Stephen Smale is a Fields medal-winning mathematician who has advanced our understanding of chaotic dynamical systems. Smale has also contributed to mathematical economics. He wrote the following in 1976:
"A criticism commonly made of economic theory is its failure to make predictions of crises in the country or anticipate correctly unemployment or inflation. One must be cautious in the social sciences about looking towards physics for answers. However, some comparisons with the physical sciences seem profitable in connection with the above criticism. In those sciences, where theory itself is in a far more advanced state, limitations can be seen in a similar way. For example a given individual human body functions according to physical principles; however no physical scientist would predict a heart attack. The physical theory gives understanding of aspects of what goes on in the human body only under very idealized conditions. The physical theories eventually play some role in the education of medical doctors, who can then say some things, some times about a patient's susceptibility to a heart attack, preventive measures, and cures.

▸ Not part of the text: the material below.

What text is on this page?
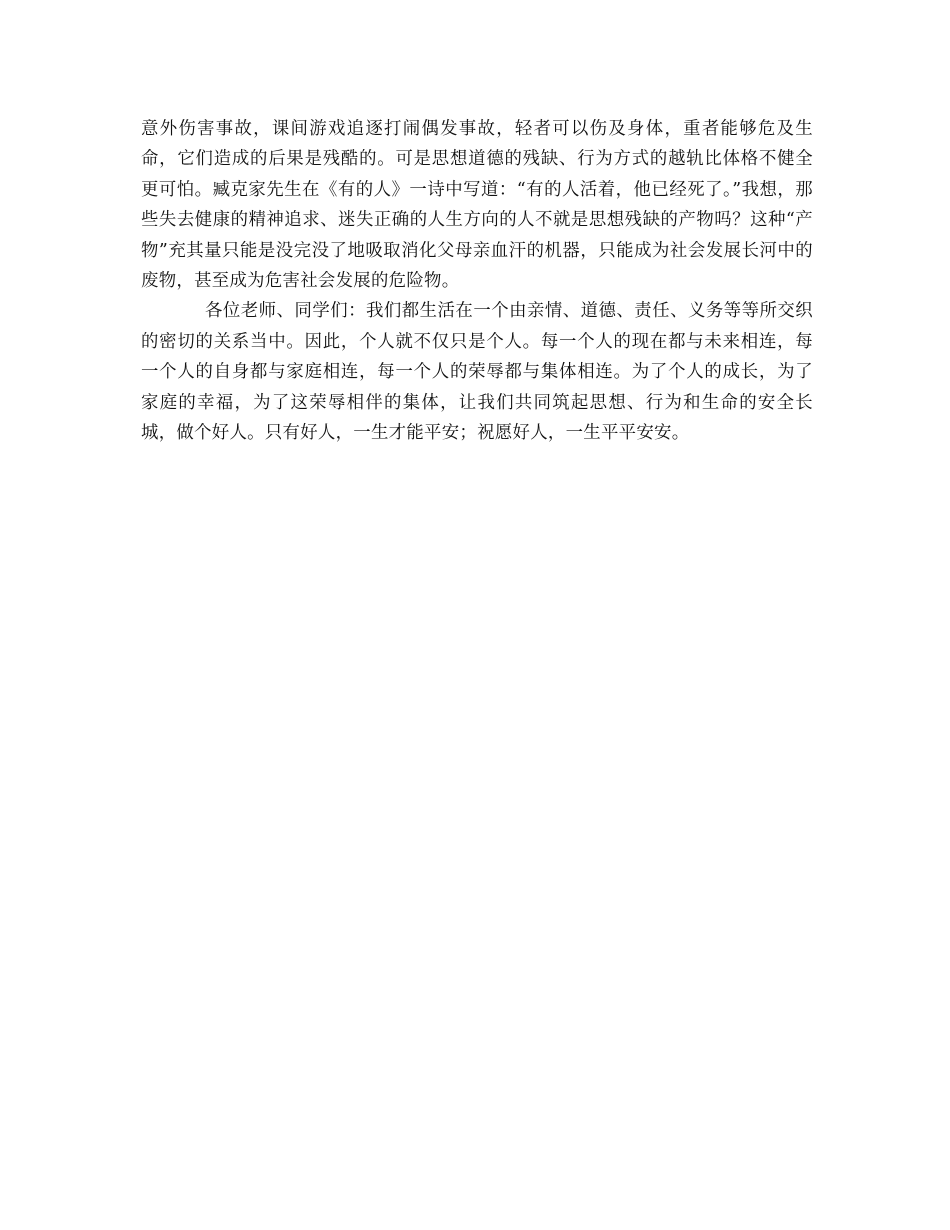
意外伤害事故，课间游戏追逐打闹偶发事故，轻者可以伤及身体，重者能够危及生命，它们造成的后果是残酷的。可是思想道德的残缺、行为方式的越轨比体格不健全更可怕。臧克家先生在《有的人》一诗中写道：“有的人活着，他已经死了。”我想，那些失去健康的精神追求、迷失正确的人生方向的人不就是思想残缺的产物吗？这种“产物”充其量只能是没完没了地吸取消化父母亲血汗的机器，只能成为社会发展长河中的废物，甚至成为危害社会发展的危险物。

各位老师、同学们：我们都生活在一个由亲情、道德、责任、义务等等所交织的密切的关系当中。因此，个人就不仅只是个人。每一个人的现在都与未来相连，每一个人的自身都与家庭相连，每一个人的荣辱都与集体相连。为了个人的成长，为了家庭的幸福，为了这荣辱相伴的集体，让我们共同筑起思想、行为和生命的安全长城，做个好人。只有好人，一生才能平安；祝愿好人，一生平平安安。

The economy of the world or even a nation is a very complex phenomenon, like a human body, involving a number of factors, both economic and political. It is no more reasonable to expect economic theorists to predict a nation's economic future than for a theoretical scientist to predict the future health of an individual...

...I would like to give some reasons why I feel equilibrium theory is far from satisfactory. For one thing the theory has not successfully confronted the question, 'How is equilibrium reached?' Dynamic considerations would seem necessary to resolve this problem. Another is the reliance of the theory on long range optimization.

In the main model of equilibrium theory, say as presented in Gerard Debreu's Theory of Value, economic agents make one life-long decision, optimizing some value. With future dating of commodities, time has almost an artificial role." -- Stephen Smale. "Dynamics in General Equilibrium Theory." American Economic Review V. 66, N. 2 (1976): pp. 288-294.